Intervention de Jean Desessard

Réunion du 13 avril 2005 à 15h00
Gestion des déchets nucléaires

Photo de Jean DesessardJean Desessard :

En matière de gestion des déchets nucléaires, je vous entretiendrai non pas du « principe de précaution », de nature à alarmer encore certains sénateurs qui ne sont pas encore convaincus qu'il s'agit à la fois d'une impérieuse nécessité pour la santé environnementale et d'une opportunité pour la recherche, mais simplement du « principe de prévision ».

Comment considérerait-on une femme ou un homme effectuant des travaux ménagers et qui pousseraient sous le lit, jour après jour, le résultat de leur balayage ?

Quel avenir aurait un éleveur qui laisserait s'accumuler devant sa porcherie des tonnes de lisier ?

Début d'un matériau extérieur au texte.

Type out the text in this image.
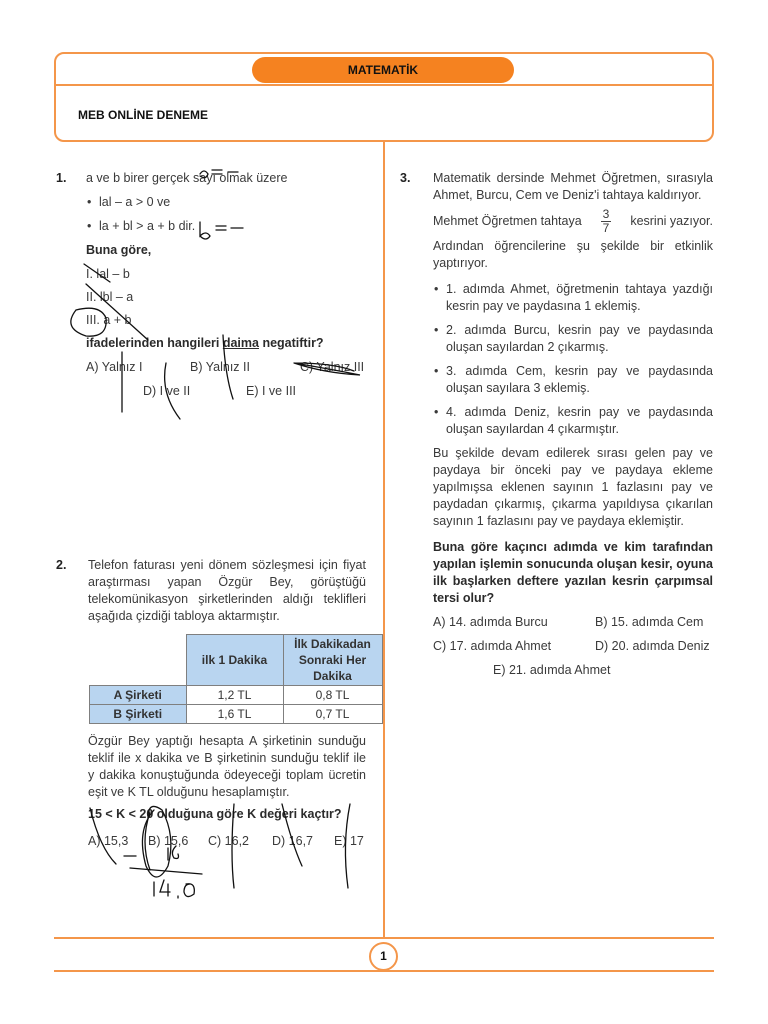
MATEMATİK
MEB ONLİNE DENEME
1. a ve b birer gerçek sayı olmak üzere

• lal – a > 0 ve

• la + bl > a + b dir.

Buna göre,

I. lal – b

II. lbl – a

III. a + b

ifadelerinden hangileri daima negatiftir?

A) Yalnız I	B) Yalnız II	C) Yalnız III
D) I ve II	E) I ve III
2. Telefon faturası yeni dönem sözleşmesi için fiyat araştırması yapan Özgür Bey, görüştüğü telekomünikasyon şirketlerinden aldığı teklifleri aşağıda çizdiği tabloya aktarmıştır.
	ilk 1 Dakika	İlk Dakikadan Sonraki Her Dakika
A Şirketi	1,2 TL	0,8 TL
B Şirketi	1,6 TL	0,7 TL
Özgür Bey yaptığı hesapta A şirketinin sunduğu teklif ile x dakika ve B şirketinin sunduğu teklif ile y dakika konuştuğunda ödeyeceği toplam ücretin eşit ve K TL olduğunu hesaplamıştır.
15 < K < 20 olduğuna göre K değeri kaçtır?
A) 15,3 B) 15,6 C) 16,2 D) 16,7 E) 17
3. Matematik dersinde Mehmet Öğretmen, sırasıyla Ahmet, Burcu, Cem ve Deniz'i tahtaya kaldırıyor.

Mehmet Öğretmen tahtaya $\frac{3}{7}$ kesrini yazıyor.

Ardından öğrencilerine şu şekilde bir etkinlik yaptırıyor.

• 1. adımda Ahmet, öğretmenin tahtaya yazdığı kesrin pay ve paydasına 1 eklemiş.

• 2. adımda Burcu, kesrin pay ve paydasında oluşan sayılardan 2 çıkarmış.

• 3. adımda Cem, kesrin pay ve paydasında oluşan sayılara 3 eklemiş.

• 4. adımda Deniz, kesrin pay ve paydasında oluşan sayılardan 4 çıkarmıştır.

Bu şekilde devam edilerek sırası gelen pay ve paydaya bir önceki pay ve paydaya ekleme yapılmışsa eklenen sayının 1 fazlasını pay ve paydadan çıkarmış, çıkarma yapıldıysa çıkarılan sayının 1 fazlasını pay ve paydaya eklemiştir.

Buna göre kaçıncı adımda ve kim tarafından yapılan işlemin sonucunda oluşan kesir, oyuna ilk başlarken deftere yazılan kesrin çarpımsal tersi olur?

A) 14. adımda Burcu	B) 15. adımda Cem
C) 17. adımda Ahmet	D) 20. adımda Deniz
E) 21. adımda Ahmet
1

Et que penserait-on d'ingénieurs et de pouvoirs publics qui mettraient en circulation des avions, condensés technologiques de pointe, sans les pourvoir de services de maintenance et sans bâtir au sol les pistes adaptées ?

C'est pourtant ainsi que furent autorisées et construites nos centrales nucléaires : aucune solution n'avait été prévue pour le stockage et le traitement des déchets !

Dès le début, les associations écologistes, puis les Verts, ont alerté les pouvoirs publics et la société civile sur les risques encourus : accidents aux conséquences irrémédiables à l'échelle de milliers d'années, menaces pour les travailleurs, problème du transport de combustible, dépendance pour la fourniture d'uranium, opacité, liens étroits avec le nucléaire militaire, risque de dissémination de la technologie et, bien sûr, héritage funeste pour les générations futures avec les déchets.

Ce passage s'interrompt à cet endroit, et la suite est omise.